Archive

 
 

Cubs at Corbett

The highlight of a five day trip to the
Jim Corbett National Park was the chance sighting of a tigress and her cubs
Shaheen Contractor

The Jim Corbett National Park stretches over 500 sq km of the Himalayan foothills. Established in 1936 as the Hailey National Park, Corbett is known for its varied wildlife and Project Tiger.
My first visit was at 15. Eight of us ranging in age from 14 to 35 set out to view the big cat for the first time and to tour north India. We had not reserved any lodging but fortunately due to a last minute cancellation by some party we managed to book the Sultan forest rest house within the core zone, one of the first such lodges, on the drive from Dhangarhi to Dhikalat. 
On our first day we ventured in a hired Gypsy vehicle into the Jirna tourist zone in Corbett.  Both the driver and the guide warned us that it would be difficult to see any sightings as the Jirna area lacked a perennial water source. Sure enough, as the hours went by we sighted a few monkeys, deer as well as some birds. This continued day after day. We began with soaring spirits eagerly scanning the dense forest but with no luck. 
The Jim Corbett museum housed in Jim Corbett’s original house at Kala­dhungi has preserved memories for posterity. There is a small shop selling shirts, trinkets, books and other items. A few meters from the turn for Ramanagar are the Cor­bett falls, pristine in their natural glory with water throughout the year. One night during dinner at the Dhikalat forest rest house a group of foreigners related their encounter with a dominant male tiger. 

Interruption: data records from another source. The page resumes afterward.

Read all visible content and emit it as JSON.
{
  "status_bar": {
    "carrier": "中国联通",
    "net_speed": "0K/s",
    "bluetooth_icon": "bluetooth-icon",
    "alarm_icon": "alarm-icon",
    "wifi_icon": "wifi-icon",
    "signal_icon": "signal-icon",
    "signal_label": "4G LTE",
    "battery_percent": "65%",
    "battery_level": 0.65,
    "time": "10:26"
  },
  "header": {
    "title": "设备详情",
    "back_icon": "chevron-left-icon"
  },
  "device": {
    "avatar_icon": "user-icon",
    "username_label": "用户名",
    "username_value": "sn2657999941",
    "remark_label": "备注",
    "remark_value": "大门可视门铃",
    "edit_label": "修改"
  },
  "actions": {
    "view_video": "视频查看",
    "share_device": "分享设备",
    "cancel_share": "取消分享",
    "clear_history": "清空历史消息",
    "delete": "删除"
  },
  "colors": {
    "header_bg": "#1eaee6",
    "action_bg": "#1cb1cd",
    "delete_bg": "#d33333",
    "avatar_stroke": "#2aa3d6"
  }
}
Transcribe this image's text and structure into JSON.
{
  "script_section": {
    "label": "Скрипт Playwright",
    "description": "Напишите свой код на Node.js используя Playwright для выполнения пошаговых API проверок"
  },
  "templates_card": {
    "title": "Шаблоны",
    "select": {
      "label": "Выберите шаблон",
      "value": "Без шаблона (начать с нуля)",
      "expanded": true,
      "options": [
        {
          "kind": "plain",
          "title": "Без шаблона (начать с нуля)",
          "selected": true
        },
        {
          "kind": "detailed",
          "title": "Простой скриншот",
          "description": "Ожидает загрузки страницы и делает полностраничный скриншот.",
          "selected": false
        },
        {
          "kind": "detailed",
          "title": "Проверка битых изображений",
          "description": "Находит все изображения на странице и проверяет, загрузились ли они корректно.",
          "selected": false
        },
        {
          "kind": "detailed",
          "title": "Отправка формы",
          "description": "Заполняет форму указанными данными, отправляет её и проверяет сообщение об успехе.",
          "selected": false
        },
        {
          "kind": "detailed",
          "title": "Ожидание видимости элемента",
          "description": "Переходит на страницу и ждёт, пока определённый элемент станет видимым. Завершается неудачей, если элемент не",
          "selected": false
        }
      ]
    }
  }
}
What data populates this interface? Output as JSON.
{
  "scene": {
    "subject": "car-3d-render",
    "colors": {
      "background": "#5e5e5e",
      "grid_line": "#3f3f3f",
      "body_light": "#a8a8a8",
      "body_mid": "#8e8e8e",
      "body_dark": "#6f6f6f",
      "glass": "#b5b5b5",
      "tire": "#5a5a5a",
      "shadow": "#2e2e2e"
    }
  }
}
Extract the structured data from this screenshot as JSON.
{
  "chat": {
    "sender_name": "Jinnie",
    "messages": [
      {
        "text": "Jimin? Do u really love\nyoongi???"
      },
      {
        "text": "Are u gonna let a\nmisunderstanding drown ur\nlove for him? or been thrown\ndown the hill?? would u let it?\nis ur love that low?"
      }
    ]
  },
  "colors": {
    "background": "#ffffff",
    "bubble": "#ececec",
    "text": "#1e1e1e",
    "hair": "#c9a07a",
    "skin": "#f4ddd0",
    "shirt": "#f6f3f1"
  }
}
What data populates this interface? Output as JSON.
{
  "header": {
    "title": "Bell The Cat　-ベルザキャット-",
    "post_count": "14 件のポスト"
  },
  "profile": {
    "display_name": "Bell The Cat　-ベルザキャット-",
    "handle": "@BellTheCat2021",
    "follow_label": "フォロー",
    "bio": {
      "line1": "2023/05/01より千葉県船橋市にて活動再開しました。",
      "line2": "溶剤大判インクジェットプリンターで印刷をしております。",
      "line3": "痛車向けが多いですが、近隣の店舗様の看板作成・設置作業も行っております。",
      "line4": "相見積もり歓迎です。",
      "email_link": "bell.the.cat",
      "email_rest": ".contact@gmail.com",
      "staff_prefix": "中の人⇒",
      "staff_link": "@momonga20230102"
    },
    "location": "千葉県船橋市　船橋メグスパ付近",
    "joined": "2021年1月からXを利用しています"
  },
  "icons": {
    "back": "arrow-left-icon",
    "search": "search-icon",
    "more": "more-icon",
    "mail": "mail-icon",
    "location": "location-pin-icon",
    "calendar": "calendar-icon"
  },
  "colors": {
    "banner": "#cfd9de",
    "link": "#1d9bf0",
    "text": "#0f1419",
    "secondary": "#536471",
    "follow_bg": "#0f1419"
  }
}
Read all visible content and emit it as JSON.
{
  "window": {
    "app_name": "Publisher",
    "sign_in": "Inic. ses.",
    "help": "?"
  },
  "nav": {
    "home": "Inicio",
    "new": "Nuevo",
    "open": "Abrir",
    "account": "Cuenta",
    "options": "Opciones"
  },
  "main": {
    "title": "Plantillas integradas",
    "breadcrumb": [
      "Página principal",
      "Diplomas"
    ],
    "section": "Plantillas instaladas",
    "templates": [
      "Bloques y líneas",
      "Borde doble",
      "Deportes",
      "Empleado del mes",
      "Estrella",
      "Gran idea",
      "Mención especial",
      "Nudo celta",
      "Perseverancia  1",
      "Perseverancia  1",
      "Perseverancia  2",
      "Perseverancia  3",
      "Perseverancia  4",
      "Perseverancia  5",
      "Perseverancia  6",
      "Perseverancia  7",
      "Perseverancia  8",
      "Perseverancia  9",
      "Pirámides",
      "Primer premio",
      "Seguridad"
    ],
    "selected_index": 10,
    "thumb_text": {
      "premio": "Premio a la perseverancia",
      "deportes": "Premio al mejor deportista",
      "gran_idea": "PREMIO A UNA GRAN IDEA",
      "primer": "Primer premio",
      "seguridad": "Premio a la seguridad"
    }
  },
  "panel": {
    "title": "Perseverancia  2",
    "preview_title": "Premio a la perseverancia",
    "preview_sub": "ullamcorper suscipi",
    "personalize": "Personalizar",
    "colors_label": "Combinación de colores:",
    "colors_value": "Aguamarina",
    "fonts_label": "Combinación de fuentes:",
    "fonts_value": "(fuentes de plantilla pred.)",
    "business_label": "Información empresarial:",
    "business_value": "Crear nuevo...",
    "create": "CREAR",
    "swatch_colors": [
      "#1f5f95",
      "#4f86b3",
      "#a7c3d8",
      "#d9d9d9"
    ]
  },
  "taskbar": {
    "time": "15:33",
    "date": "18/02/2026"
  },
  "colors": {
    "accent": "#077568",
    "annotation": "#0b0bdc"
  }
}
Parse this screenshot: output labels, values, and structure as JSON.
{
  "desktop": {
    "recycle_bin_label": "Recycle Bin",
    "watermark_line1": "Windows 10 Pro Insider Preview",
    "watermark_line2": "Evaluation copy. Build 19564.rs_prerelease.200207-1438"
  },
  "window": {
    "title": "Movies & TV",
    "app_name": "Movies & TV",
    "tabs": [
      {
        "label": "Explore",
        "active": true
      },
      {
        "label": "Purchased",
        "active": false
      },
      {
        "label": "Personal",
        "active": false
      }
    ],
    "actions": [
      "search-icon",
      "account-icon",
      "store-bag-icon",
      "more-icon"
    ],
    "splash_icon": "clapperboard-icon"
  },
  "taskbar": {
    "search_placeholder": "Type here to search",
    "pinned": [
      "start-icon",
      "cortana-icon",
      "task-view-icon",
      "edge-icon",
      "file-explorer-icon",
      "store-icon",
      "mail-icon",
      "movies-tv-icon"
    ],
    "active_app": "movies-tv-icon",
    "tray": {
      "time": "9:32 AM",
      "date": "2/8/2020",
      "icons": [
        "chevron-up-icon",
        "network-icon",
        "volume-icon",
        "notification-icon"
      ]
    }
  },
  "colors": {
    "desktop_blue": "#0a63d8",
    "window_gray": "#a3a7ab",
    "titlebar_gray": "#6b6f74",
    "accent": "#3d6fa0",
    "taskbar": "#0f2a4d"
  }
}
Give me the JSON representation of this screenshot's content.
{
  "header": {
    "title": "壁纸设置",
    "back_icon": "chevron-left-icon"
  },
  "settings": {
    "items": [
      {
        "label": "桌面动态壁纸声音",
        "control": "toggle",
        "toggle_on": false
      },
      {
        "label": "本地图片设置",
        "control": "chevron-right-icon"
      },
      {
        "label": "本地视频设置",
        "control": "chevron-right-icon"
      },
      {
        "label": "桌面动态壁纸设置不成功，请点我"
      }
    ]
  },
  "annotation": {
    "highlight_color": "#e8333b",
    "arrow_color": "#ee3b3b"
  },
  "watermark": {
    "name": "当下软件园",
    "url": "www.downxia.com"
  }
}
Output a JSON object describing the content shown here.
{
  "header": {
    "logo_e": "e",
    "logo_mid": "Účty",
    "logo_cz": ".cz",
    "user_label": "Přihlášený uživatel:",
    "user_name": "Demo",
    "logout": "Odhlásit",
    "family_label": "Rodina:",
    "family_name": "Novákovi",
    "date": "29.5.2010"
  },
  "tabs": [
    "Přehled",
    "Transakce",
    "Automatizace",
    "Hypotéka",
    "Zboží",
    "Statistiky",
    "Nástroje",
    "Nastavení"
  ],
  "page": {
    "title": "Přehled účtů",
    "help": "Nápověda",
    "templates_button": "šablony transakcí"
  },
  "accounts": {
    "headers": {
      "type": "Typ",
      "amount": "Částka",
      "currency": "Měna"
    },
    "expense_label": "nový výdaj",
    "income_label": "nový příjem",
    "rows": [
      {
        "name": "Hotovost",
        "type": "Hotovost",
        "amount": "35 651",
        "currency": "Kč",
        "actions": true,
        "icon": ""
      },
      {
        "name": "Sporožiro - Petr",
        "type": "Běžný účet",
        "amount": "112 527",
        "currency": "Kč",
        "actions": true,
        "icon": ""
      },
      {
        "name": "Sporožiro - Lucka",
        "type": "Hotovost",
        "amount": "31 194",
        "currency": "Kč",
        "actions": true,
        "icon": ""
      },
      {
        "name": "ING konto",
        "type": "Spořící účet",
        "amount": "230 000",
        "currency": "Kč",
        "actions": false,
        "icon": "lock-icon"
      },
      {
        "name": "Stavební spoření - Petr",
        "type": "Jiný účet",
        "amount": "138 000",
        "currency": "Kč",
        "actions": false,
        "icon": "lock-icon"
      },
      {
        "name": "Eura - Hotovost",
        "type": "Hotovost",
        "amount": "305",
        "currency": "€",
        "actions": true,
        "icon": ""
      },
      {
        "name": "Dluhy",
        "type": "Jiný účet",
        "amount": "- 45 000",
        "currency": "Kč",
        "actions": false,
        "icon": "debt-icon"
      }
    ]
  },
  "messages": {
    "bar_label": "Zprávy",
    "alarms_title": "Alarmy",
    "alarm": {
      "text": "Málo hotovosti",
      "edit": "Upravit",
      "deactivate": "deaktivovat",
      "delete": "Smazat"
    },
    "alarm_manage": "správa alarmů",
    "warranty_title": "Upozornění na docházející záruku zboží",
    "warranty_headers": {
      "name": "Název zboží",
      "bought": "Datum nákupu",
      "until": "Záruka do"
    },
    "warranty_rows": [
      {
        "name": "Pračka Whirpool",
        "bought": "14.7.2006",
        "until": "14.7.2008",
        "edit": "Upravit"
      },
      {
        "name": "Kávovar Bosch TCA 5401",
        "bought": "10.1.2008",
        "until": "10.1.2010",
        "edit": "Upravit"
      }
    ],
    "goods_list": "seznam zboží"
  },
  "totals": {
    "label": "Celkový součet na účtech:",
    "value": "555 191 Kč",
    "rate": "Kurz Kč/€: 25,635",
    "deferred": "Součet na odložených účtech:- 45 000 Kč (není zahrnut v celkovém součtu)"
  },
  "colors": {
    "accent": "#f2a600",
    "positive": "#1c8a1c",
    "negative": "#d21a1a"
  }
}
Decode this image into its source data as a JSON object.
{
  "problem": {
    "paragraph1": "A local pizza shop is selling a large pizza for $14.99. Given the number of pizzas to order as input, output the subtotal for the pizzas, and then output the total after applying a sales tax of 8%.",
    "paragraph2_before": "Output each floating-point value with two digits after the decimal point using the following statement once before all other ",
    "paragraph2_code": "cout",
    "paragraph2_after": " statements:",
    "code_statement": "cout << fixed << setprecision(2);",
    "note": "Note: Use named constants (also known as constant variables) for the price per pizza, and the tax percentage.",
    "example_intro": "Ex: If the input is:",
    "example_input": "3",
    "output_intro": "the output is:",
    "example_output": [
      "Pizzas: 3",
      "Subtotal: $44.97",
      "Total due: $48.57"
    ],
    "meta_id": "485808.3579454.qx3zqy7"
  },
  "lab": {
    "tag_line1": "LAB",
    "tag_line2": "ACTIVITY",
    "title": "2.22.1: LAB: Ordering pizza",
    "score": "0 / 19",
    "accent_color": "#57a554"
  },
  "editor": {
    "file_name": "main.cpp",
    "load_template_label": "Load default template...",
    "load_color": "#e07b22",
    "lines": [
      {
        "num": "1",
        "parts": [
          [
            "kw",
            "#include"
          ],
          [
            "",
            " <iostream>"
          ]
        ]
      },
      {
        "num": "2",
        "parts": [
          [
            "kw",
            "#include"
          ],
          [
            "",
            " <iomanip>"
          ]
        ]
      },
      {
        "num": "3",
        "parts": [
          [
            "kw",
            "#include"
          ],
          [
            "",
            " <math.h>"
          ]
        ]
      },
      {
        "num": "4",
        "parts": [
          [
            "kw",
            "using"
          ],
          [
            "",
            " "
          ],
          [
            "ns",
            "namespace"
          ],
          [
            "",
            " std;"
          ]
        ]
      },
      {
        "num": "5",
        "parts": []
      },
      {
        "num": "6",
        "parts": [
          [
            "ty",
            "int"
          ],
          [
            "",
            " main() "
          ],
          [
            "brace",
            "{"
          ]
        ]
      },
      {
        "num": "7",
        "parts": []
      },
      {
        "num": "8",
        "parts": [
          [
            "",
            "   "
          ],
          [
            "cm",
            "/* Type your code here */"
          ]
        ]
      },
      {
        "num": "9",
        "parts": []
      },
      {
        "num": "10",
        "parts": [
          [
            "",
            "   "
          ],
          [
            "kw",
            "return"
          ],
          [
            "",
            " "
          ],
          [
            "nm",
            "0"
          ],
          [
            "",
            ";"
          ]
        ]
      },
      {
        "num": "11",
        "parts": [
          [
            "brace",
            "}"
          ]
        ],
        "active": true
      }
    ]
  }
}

Right: Jim Corbett National Park (Photo courtesy Wikipedia). Inset: Rare sighting of the striped feline (Photo courtesy Uttaranchal Tourism website); (Top right) Shaheen Contractor

The next day we took a break. Lounging around the rest house we played a couple of games and decided to sleep through the afternoon. The rest house is located next to a seasonal stream. An electrical fence surrounds the rest house to prevent intruders but no current runs through it during the day. Not being able to sleep I decided to walk down to the stream and sit for a while. I requested one of the caretakers, Ram, to accompany me. We squeezed through a fence onto a path that leads steeply down for about 50 meters. Ahead was the stream. Sitting on the jutting edge of a rock I stared at the lush greenery around me. On the opposite bank a great distance away a herd of elephants approached. Fascinated by the way the female elephants surrounded the little ones, almost like an impregnable fortress, I reached in my pocket for my camera. Cursing myself for forgetting it, I turned my attention back to the elephants.
At that moment, almost out of nowhere, a tigress emerged out of the foliage and plunged into the stream. Just when I thought I had seen it all, out tumbled two little fur balls following her. No older than a month they were about three times the size of my palm. The cubs playfully tried to balance on a log but fell flat on their bellies. One cub inserted his paw into the water, retreating immediately as if it were on fire. The mother, oblivious to Ram, me or anything around her swam with ease through the water. I froze as she came closer. Ram seemed unmoved, smiling with glee as if such an occurrence was usual. The tigress turned, swimming back to her cubs that were playfully rolling in the grass. Almost as quickly as she had come, she disappeared. The cubs bounded after her into the thick foliage. I charged back to tell the group what I had seen. Words tumbled one over the other as I tried to describe the events. We were scheduled to leave the next morning. Although I had no pictures the incident was lodged in my brain forever.

Nineteen-year-old, Poona-based Shaheen Contractor is a management student who has a passion for nature and animals, reading, swimming and tennis being her other hobbies.